I confess that I don’t shop in independent bookstores very often at all. The most embarrassing reason might be that the couple that are near me are a major pain in terms of parking. I mean, there’s a reason why people shop at Amazon and why I’m willing to go to a suburban Barnes & Noble location instead. #Privilege But… this article in Salon is entirely why small bookstores… and other smaller stores are worth saving if we are able (and mostly if we are willing).
Agent Carly Watters’ reading resolution is to read fewer books this year. It sounds strange at first, but when she explains why (the desire to slow down and truly savor/appreciate each book), I like this resolution. For my part, I don’t feel a need to set a target number for my yearly reads. I don’t need it to keep me reading because, well, duh – I’m going to always keep reading. It’s what I love. If I were to set a reading goal, it would be more in the lines of what kinds of reading I would do. More non-fiction. More lesser-known authors or titles. More by authors from marginalized populations. What about you? If you have reading resolutions/goals, what are they and why did you choose them?
Because I didn’t jump seriously into the idea of publishing until I was just about 40, it would be easy for me to think that time is running out to have a satisfying publishing career – or a publishing career at all. I can’t deny that every once in a great while (specifically after a spate of rejections), I feel like there is so much longer I have to meet my goal. But really, I rarely feel this because I’m one who actually loved turning 40 and no way did I think my life was half over – instead, at least half of my life was ahead of me. Age and experience have made my writing stronger right out of the gate, so I’m with Jenny Crusie in her post, “Of Course There’s Still Time”. Check out her other examples of how old others were when accomplishing – or even just starting – great things.

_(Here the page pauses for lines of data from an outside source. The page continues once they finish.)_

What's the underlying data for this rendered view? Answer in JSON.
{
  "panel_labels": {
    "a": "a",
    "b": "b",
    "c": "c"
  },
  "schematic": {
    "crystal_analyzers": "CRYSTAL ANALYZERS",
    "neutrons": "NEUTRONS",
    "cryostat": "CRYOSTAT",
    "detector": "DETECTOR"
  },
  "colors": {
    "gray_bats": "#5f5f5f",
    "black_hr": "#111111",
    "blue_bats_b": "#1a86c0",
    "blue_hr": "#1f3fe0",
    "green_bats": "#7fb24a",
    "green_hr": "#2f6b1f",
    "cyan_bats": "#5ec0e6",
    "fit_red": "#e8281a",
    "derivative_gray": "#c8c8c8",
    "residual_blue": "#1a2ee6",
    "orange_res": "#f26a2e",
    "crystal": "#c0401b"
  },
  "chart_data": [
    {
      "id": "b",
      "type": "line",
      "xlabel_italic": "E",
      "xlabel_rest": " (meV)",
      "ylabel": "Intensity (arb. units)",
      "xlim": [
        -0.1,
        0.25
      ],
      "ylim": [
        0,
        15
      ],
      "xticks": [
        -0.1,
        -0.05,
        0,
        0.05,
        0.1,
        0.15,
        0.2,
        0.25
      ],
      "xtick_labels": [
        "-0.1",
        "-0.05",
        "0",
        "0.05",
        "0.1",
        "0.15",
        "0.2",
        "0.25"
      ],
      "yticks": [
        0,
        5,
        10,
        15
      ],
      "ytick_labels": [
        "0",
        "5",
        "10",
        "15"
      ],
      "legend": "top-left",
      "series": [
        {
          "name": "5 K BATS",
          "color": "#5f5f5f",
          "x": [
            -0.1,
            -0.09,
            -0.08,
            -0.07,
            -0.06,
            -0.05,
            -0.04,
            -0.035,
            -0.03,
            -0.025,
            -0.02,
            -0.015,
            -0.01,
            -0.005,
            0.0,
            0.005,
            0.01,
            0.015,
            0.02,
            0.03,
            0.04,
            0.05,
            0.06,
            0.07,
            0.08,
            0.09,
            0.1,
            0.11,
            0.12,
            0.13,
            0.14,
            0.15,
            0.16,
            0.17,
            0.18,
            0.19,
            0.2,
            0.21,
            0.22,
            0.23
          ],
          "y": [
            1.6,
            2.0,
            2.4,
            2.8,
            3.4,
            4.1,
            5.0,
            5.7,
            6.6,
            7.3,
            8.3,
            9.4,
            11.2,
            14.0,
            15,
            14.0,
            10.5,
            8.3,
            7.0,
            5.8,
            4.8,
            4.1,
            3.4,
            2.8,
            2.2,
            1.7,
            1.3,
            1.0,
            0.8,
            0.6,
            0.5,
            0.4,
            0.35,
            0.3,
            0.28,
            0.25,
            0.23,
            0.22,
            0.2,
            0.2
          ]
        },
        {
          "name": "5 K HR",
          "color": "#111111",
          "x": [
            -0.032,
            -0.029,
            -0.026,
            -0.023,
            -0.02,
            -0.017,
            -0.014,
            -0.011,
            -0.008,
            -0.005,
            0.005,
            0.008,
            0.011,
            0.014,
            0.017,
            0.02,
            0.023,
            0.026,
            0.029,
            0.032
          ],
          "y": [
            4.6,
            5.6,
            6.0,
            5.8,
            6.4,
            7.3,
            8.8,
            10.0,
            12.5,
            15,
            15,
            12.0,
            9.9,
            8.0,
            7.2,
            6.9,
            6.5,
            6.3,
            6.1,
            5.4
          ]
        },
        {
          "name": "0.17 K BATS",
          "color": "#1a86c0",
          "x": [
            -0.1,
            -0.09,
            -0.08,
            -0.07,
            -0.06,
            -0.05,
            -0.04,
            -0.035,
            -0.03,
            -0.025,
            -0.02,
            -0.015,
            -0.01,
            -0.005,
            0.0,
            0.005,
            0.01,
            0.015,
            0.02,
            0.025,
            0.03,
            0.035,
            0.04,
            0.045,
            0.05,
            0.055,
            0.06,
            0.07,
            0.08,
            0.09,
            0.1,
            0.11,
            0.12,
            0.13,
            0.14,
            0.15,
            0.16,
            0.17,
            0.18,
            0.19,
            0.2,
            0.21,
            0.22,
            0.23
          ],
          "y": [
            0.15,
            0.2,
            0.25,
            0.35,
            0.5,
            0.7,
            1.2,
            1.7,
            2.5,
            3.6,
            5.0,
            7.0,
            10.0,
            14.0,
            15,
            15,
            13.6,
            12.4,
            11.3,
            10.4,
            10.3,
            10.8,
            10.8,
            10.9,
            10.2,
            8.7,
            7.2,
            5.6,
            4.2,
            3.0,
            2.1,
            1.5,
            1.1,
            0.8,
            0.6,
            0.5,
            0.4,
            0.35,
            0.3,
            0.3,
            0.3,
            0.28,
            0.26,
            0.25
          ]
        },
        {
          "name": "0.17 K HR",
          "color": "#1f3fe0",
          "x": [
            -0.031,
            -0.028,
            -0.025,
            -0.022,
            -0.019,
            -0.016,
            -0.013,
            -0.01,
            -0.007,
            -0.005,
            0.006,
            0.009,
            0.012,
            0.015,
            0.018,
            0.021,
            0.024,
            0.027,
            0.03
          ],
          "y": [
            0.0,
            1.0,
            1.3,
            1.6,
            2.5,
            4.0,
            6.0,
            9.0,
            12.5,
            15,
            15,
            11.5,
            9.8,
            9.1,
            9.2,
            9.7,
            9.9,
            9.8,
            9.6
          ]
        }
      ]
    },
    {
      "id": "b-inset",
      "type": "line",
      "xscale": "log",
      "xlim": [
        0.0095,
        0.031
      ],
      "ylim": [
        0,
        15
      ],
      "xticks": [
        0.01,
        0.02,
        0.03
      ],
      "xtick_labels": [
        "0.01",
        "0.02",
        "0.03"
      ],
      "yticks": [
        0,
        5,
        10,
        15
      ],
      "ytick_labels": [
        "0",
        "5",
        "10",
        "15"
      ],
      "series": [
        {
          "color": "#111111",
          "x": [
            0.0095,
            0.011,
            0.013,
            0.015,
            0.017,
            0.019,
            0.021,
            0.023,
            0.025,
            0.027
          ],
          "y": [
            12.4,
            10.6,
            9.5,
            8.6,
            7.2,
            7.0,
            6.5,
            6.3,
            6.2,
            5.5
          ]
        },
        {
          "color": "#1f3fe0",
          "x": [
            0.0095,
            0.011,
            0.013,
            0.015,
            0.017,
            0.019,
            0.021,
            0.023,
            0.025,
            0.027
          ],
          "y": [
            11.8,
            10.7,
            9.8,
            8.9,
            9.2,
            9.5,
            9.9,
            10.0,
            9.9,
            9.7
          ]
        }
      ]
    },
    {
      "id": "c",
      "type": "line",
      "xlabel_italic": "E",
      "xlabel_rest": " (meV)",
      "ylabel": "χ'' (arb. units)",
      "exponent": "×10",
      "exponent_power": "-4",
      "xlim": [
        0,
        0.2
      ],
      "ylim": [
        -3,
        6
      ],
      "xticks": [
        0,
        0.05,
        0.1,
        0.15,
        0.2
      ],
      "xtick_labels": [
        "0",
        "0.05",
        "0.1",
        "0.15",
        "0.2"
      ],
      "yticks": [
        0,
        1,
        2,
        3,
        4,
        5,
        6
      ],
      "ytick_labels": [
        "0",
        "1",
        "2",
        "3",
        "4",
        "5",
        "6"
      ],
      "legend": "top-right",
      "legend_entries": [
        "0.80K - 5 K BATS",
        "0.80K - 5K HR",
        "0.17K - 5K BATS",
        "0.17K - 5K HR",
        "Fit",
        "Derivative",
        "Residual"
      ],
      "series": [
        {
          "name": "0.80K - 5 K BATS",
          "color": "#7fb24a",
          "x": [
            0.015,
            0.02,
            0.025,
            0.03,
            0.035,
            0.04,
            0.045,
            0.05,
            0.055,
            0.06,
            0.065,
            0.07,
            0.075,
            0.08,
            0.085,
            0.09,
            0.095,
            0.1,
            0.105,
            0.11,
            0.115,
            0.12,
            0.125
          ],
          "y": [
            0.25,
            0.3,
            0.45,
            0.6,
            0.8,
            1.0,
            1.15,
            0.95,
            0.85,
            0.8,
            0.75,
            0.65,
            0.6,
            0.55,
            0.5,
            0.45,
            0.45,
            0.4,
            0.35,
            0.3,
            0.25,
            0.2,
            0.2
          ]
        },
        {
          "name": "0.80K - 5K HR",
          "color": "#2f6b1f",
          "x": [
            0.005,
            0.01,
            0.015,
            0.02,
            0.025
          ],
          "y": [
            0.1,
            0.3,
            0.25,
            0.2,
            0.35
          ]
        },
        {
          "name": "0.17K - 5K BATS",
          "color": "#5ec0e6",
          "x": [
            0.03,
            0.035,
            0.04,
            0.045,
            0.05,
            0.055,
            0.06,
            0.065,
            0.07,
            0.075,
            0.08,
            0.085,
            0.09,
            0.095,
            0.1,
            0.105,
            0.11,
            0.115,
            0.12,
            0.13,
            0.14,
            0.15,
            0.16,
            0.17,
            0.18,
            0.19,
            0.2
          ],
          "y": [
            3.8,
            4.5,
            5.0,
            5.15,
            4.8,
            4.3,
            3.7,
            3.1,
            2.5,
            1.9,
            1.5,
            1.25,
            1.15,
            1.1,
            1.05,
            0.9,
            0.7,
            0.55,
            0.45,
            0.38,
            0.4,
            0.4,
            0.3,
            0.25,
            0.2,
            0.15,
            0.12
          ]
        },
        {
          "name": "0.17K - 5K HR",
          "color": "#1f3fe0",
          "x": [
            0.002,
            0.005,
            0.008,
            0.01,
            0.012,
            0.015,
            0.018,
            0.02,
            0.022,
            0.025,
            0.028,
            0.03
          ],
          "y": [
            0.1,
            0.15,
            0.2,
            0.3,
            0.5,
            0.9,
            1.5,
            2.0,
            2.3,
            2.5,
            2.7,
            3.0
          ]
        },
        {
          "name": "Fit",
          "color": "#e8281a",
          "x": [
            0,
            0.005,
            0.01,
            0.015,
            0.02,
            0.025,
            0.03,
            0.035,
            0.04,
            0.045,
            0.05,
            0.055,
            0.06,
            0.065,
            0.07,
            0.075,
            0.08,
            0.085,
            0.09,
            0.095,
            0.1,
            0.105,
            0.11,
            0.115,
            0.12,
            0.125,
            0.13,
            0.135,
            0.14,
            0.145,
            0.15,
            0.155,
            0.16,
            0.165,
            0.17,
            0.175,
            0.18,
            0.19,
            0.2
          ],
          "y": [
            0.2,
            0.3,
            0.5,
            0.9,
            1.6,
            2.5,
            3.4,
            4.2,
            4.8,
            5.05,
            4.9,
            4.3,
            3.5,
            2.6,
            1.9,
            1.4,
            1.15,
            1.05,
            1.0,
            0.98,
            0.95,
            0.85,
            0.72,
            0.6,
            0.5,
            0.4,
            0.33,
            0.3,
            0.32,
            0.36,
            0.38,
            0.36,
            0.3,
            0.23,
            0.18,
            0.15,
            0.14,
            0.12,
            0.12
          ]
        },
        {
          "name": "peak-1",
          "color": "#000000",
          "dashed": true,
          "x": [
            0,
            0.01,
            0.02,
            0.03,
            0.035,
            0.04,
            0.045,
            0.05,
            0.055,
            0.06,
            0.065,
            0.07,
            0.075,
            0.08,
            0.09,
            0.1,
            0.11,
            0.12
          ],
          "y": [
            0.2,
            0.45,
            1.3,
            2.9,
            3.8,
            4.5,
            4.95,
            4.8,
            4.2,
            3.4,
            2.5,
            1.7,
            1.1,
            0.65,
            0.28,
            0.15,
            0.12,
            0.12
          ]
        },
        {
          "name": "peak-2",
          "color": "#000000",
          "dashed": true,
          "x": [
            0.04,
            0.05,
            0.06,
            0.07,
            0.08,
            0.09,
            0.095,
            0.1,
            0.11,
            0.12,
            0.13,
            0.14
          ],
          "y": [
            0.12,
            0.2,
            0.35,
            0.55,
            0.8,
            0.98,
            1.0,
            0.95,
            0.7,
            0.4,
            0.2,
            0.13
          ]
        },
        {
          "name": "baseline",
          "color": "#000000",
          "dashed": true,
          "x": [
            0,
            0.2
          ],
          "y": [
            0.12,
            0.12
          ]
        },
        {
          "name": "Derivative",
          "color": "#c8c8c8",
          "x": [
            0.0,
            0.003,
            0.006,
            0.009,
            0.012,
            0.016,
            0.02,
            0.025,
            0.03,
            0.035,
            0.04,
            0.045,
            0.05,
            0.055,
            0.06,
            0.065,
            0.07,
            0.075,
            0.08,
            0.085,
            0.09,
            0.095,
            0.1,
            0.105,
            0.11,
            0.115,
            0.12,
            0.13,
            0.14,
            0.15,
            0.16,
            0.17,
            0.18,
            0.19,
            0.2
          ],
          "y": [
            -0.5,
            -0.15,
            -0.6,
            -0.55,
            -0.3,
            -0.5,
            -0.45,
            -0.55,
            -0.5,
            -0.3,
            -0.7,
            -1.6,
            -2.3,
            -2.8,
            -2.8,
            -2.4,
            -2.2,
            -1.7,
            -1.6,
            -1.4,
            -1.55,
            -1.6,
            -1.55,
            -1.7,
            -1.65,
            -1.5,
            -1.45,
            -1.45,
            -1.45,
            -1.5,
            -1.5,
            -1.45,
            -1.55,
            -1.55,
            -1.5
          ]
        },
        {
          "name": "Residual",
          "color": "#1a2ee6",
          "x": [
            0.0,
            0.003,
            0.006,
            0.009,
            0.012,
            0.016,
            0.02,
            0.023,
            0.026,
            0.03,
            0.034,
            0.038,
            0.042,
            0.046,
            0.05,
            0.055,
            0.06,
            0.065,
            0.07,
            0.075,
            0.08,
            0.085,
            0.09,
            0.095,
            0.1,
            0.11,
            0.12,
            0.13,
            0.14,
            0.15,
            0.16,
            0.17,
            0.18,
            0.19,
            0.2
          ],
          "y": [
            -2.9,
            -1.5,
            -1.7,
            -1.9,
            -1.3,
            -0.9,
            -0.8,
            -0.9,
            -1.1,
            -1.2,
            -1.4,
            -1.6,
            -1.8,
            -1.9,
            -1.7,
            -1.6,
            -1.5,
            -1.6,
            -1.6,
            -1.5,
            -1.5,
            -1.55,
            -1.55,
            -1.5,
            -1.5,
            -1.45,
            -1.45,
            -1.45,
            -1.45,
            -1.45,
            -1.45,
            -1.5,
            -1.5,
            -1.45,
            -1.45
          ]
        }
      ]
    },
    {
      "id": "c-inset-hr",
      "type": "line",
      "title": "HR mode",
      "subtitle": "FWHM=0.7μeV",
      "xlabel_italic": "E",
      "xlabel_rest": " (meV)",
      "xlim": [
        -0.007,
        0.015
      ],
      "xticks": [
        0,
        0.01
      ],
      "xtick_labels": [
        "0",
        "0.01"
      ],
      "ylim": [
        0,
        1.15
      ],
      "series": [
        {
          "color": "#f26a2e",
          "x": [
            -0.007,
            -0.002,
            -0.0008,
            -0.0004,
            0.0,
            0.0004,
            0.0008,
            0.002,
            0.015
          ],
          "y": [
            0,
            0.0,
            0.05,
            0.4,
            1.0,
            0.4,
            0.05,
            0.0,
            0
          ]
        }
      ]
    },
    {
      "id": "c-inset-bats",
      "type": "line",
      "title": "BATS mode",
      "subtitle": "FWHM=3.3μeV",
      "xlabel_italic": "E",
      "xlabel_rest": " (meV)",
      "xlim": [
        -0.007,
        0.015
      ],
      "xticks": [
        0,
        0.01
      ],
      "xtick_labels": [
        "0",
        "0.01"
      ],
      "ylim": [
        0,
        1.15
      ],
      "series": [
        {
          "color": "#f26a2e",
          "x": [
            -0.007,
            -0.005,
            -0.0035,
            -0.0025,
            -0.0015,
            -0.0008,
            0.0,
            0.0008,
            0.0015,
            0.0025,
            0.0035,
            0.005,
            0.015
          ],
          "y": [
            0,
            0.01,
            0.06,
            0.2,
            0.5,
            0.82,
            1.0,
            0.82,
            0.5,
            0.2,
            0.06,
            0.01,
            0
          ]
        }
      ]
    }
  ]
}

What are you willing to do to meet your goals? To meet with success (whatever your vision of success looks like)? Agent Nephele Tempest talks about this and it’s what I think about all the time as I write and work towards traditional publication. It’s one thing to say I’d love to be traditionally published, but quite another to put in the time, work, and attitude to get me there.
Song of the Week:
My husband and one of our son’s have borrowed a couple of saxophones recently and they’ve been on a kick to learn the song of the week. They pulled me in last night to unpack a long unused flute to join in. I have to say I did pretty good for the billion years ago since I last played.